Dave Millar (right) and John Mitchell celebrate with a traditional "oskee wee wee" chant. (Justin Mowat/CBC)

It's a family affair for fans, too. 

Phyllis Jesperson has been a Ticats fan since she was 15-years-old and she's been "following them ever since." She used to regularly attend games for years with her mother, who recently passed away.

Now Jesperson carries on the tradition with her sister, Joyce Bovaird, who drives in from Guelph for games. She also spearheads a 3,000 person-strong fan group called Tiger Cats 24/7. 

Phyllis Jesperson (right), her sister Joyce Bovaird (centre), and friend Joanne Clark had a front row view of the players leaving town. (Justin Mowat/CBC)

Two young fans at the send off were especially keen to spot quarterback Dane Evans and give him an important message — "happy birthday." 

Evans spotted the two on his way to the bus, even though he towered over the kindergarteners. But once he got down to their level and took a good look at their hand-made birthday signs, he thanked them by handing them a signed football.

The girls were ecstatic, to say the least, as they turned to each other and let out screams of awe and joy.

Their teacher, who stood behind them, was also taken aback by the celebrity encounter and joined the girls in their giddy celebration. 

A kindergartener shakes quarterback Dane Evans' hand after showing him a homemade "happy birthday" sign. (Justin Mowat/CBC)

Jennifer Johnson became a fan when she was young, too. Her first job was at the concession stand in the Ticats' home stadium, which meant she ran into players "all the time."

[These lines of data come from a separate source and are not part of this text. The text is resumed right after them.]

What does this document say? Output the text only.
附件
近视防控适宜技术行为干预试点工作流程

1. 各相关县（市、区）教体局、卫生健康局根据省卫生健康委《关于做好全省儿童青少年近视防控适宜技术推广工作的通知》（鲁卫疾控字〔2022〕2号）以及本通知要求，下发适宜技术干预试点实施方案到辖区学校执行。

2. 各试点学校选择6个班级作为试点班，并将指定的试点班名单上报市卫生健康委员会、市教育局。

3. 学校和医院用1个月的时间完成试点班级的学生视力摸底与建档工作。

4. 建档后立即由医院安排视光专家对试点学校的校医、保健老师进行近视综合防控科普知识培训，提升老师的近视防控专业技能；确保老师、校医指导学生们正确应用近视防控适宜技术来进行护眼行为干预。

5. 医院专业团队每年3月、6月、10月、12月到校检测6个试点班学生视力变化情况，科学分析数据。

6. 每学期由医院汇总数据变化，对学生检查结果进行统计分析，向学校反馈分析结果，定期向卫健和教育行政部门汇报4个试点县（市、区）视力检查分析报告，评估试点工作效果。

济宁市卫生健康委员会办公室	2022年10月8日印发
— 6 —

"We've been fans our whole life," Johnson said, standing next to her friend, both wearing black and yellow.

Johnson held a freshly signed jersey in her hands, which she showed off proudly — a few different Ticats players had inked it, but she'd have to hold off on wearing it for about a month.

"My husband got me this jersey for Christmas and I wanted to get it signed before he wraps it," she said. 

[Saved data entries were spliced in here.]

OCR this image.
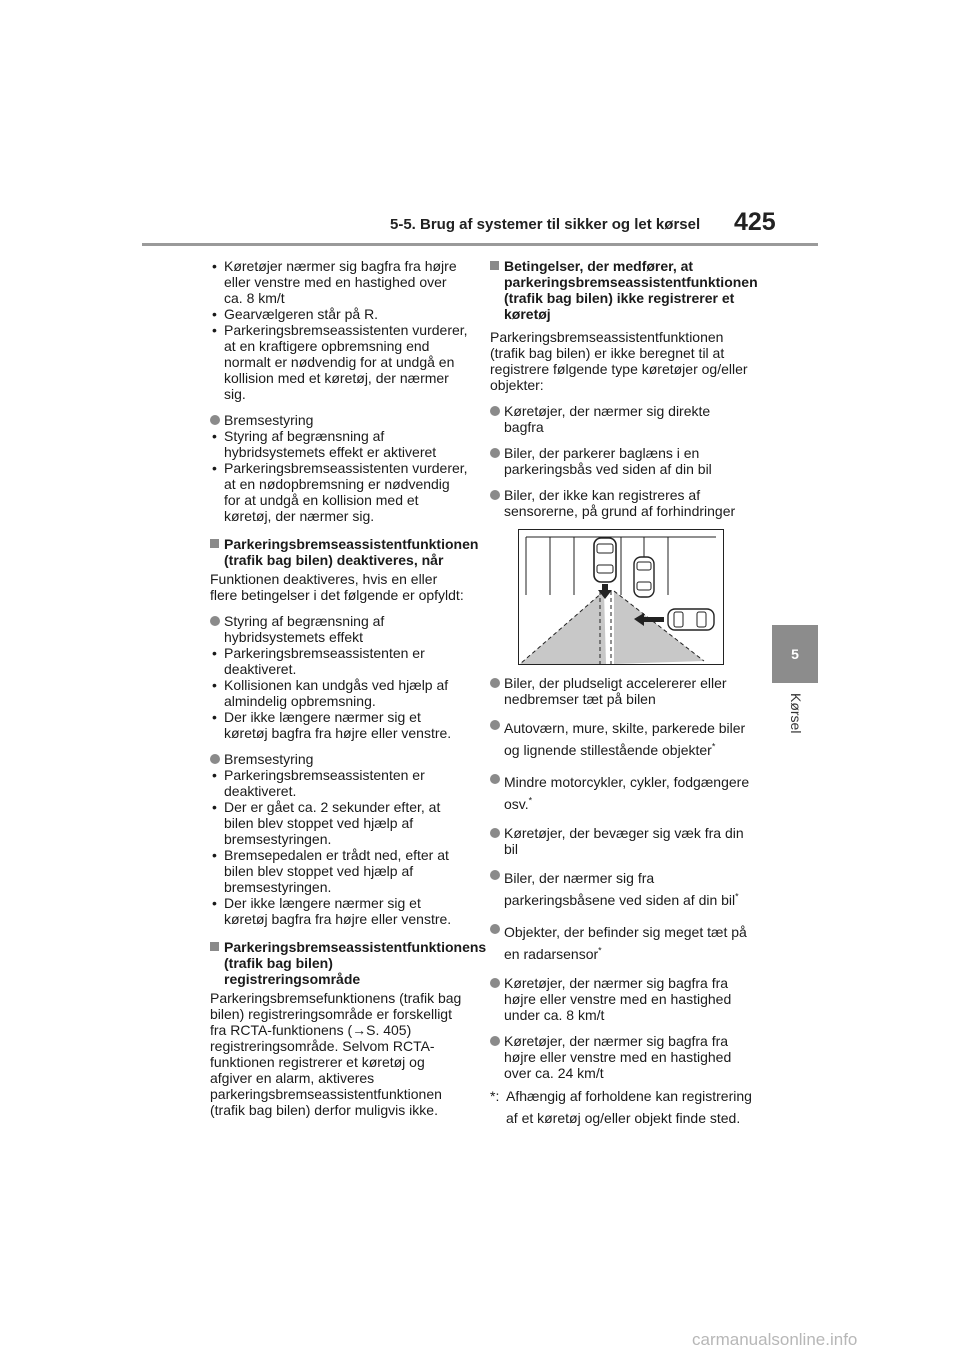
5-5. Brug af systemer til sikker og let kørsel 425
5
Kørsel
• Køretøjer nærmer sig bagfra fra højre eller venstre med en hastighed over ca. 8 km/t
• Gearvælgeren står på R.
• Parkeringsbremseassistenten vurderer, at en kraftigere opbremsning end normalt er nødvendig for at undgå en kollision med et køretøj, der nærmer sig.
Bremsestyring
• Styring af begrænsning af hybridsystemets effekt er aktiveret
• Parkeringsbremseassistenten vurderer, at en nødopbremsning er nødvendig for at undgå en kollision med et køretøj, der nærmer sig.
Parkeringsbremseassistentfunktionen (trafik bag bilen) deaktiveres, når
Funktionen deaktiveres, hvis en eller flere betingelser i det følgende er opfyldt:
Styring af begrænsning af hybridsystemets effekt
• Parkeringsbremseassistenten er deaktiveret.
• Kollisionen kan undgås ved hjælp af almindelig opbremsning.
• Der ikke længere nærmer sig et køretøj bagfra fra højre eller venstre.
Bremsestyring
• Parkeringsbremseassistenten er deaktiveret.
• Der er gået ca. 2 sekunder efter, at bilen blev stoppet ved hjælp af bremsestyringen.
• Bremsepedalen er trådt ned, efter at bilen blev stoppet ved hjælp af bremsestyringen.
• Der ikke længere nærmer sig et køretøj bagfra fra højre eller venstre.
Parkeringsbremseassistentfunktionens (trafik bag bilen) registreringsområde
Parkeringsbremsefunktionens (trafik bag bilen) registreringsområde er forskelligt fra RCTA-funktionens (→S. 405) registreringsområde. Selvom RCTA-funktionen registrerer et køretøj og afgiver en alarm, aktiveres parkeringsbremseassistentfunktionen (trafik bag bilen) derfor muligvis ikke.
Betingelser, der medfører, at parkeringsbremseassistentfunktionen (trafik bag bilen) ikke registrerer et køretøj
Parkeringsbremseassistentfunktionen (trafik bag bilen) er ikke beregnet til at registrere følgende type køretøjer og/eller objekter:
Køretøjer, der nærmer sig direkte bagfra
Biler, der parkerer baglæns i en parkeringsbås ved siden af din bil
Biler, der ikke kan registreres af sensorerne, på grund af forhindringer
Biler, der pludseligt accelererer eller nedbremser tæt på bilen
Autoværn, mure, skilte, parkerede biler og lignende stillestående objekter*
Mindre motorcykler, cykler, fodgængere osv.*
Køretøjer, der bevæger sig væk fra din bil
Biler, der nærmer sig fra parkeringsbåsene ved siden af din bil*
Objekter, der befinder sig meget tæt på en radarsensor*
Køretøjer, der nærmer sig bagfra fra højre eller venstre med en hastighed under ca. 8 km/t
Køretøjer, der nærmer sig bagfra fra højre eller venstre med en hastighed over ca. 24 km/t
*: Afhængig af forholdene kan registrering af et køretøj og/eller objekt finde sted.
carmanualsonline.info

Jennifer Johnson (right) holds up her newly-signed Tiger-Cats jersey, an early Christmas present from her husband. (Justin Mowat/CBC)

The drought has been "20 years too long," Johnson admitted, but she's sure this time around the team is "taking" the Grey Cup. 

Not all fans were able to voice their excitement, and nor were they all standing on just two legs. 

That didn't stop them from donning the yellow and black team colours and posing for the camera — with the encouragement of a treat or two. 

Snow in Calgary meant the team's arrival there was delayed.

Ticats fans come in all shapes and sizes, but the team spirit doesn't falter. (Justin Mowat/CBC)

The Hamilton Tiger-Cats will face the Winnipeg Blue Bombers in the 107th Grey Cup on Sunday. 

The City of Hamilton is hosting a free viewing party at Tim Hortons Field, which kicks off at 5:30 p.m. Fans will be able to enter at Gate 3 and the club level lounge seats will be available, along with sections 104, 105 and 106.

The city has asked supporters to consider bringing non-perishable food items to support Hamilton Food Share, as the holiday season approaches.